What are the first steps in a program this far-reaching? What's the Levi's model for making change?

I'd call it middle-up-down change. Our mission and targets definitely came from the top. This whole program began when Tom Tusher, our COO, and Bill Eaton, our CIO, convened a team of top managers to work on improving customer service. This senior team created the context for our work. They set targets, gave us permission to think big. But when it came to design and implementation -- figuring out how to meet the targets, what the new organization should look like, what kinds of jobs there would be -- the "middle" of the company took over.

In June 1993 we took 200 of our best people, pulled them out of their day-to-day responsibilities, organized them into 20 teams, and chartered them to reinvent the supply chain. People had to apply to become members of this group. I had to apply for my job. Basically, we created a company within a company with offices on the third floor of Levi's corporate headquarters. It was an intense, exhilarating experience.
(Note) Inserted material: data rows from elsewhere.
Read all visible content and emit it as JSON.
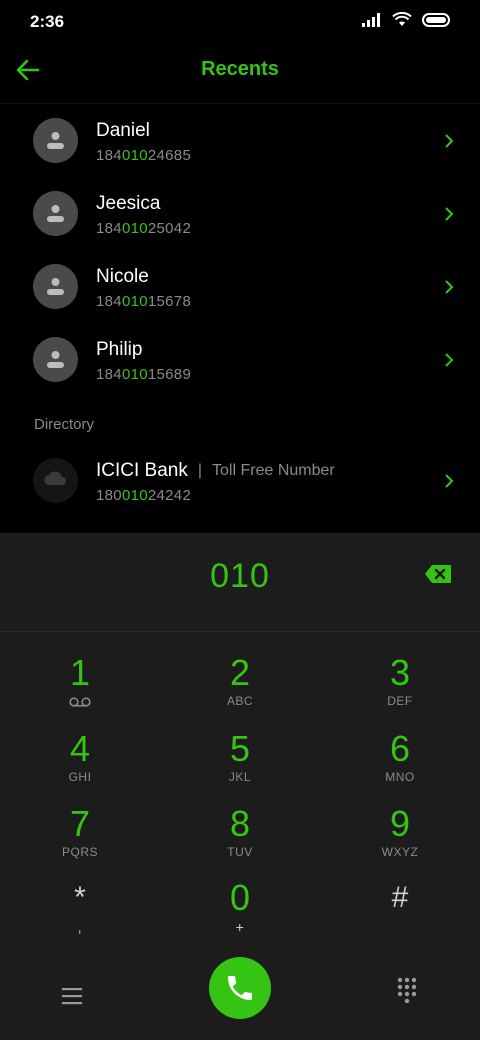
{
  "status_bar": {
    "time": "2:36"
  },
  "header": {
    "title": "Recents"
  },
  "contacts": [
    {
      "name": "Daniel",
      "num_prefix": "184",
      "num_match": "010",
      "num_suffix": "24685"
    },
    {
      "name": "Jeesica",
      "num_prefix": "184",
      "num_match": "010",
      "num_suffix": "25042"
    },
    {
      "name": "Nicole",
      "num_prefix": "184",
      "num_match": "010",
      "num_suffix": "15678"
    },
    {
      "name": "Philip",
      "num_prefix": "184",
      "num_match": "010",
      "num_suffix": "15689"
    }
  ],
  "directory": {
    "label": "Directory",
    "entry": {
      "name": "ICICI Bank",
      "separator": "|",
      "tag": "Toll Free Number",
      "num_prefix": "180",
      "num_match": "010",
      "num_suffix": "24242"
    }
  },
  "dialer": {
    "input": "010",
    "keys": [
      {
        "num": "1",
        "letters": ""
      },
      {
        "num": "2",
        "letters": "ABC"
      },
      {
        "num": "3",
        "letters": "DEF"
      },
      {
        "num": "4",
        "letters": "GHI"
      },
      {
        "num": "5",
        "letters": "JKL"
      },
      {
        "num": "6",
        "letters": "MNO"
      },
      {
        "num": "7",
        "letters": "PQRS"
      },
      {
        "num": "8",
        "letters": "TUV"
      },
      {
        "num": "9",
        "letters": "WXYZ"
      },
      {
        "num": "*",
        "letters": ","
      },
      {
        "num": "0",
        "letters": "+"
      },
      {
        "num": "#",
        "letters": ""
      }
    ]
  },
  "colors": {
    "accent": "#35c414",
    "muted": "#8a8a8a",
    "dialer_bg": "#1c1c1c",
    "avatar": "#4a4a4a"
  }
}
What did it feel like on the Third Floor?

The Third Floor was a unique place. We understood that how we worked was as important as what we were working on. We had to model the behaviors -- the teamwork and leadership skills -- we needed at Levi's as a whole. That's one reason we decided there'd be no private offices. We turned all the offices into meeting rooms and put up a couple of hundred cubicles. People got a desk, a phone, a computer; that was it.

The cubicles were a great leveler. And they took some getting used to. Remember, we had some senior people in this group who were accustomed to nice private offices. One day one of the vice presidents was on the phone, singing "Happy Birthday" to his daughter. When he hung up everyone applauded. He'd forgotten he wasn't in his old office!
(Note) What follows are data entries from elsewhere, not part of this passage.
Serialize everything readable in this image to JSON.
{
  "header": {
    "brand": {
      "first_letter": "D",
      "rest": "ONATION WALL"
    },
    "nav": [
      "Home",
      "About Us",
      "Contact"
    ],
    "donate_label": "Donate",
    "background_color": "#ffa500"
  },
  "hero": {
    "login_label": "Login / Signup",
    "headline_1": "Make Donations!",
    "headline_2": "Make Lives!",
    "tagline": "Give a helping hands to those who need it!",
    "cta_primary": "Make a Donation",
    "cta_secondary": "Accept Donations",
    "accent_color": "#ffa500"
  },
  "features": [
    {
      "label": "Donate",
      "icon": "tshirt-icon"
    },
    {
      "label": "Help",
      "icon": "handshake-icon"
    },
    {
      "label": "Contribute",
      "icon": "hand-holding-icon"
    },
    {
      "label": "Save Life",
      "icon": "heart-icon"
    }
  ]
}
There were other stories. When we were setting up the Third Floor, someone complained that the walls were bare. So I called the person in charge of corporate art. She decorated beautifully -- posters, prints, paintings. She told me she felt protective of the art, that some of it was pretty valuable. About 30 days later she comes storming in. "I can't find any of the art! Your people are stealing it!" Of course, our people weren't stealing it. They needed the walls for charts. So they stuck the art in a closet somewhere. Or they tacked butcher paper right over it.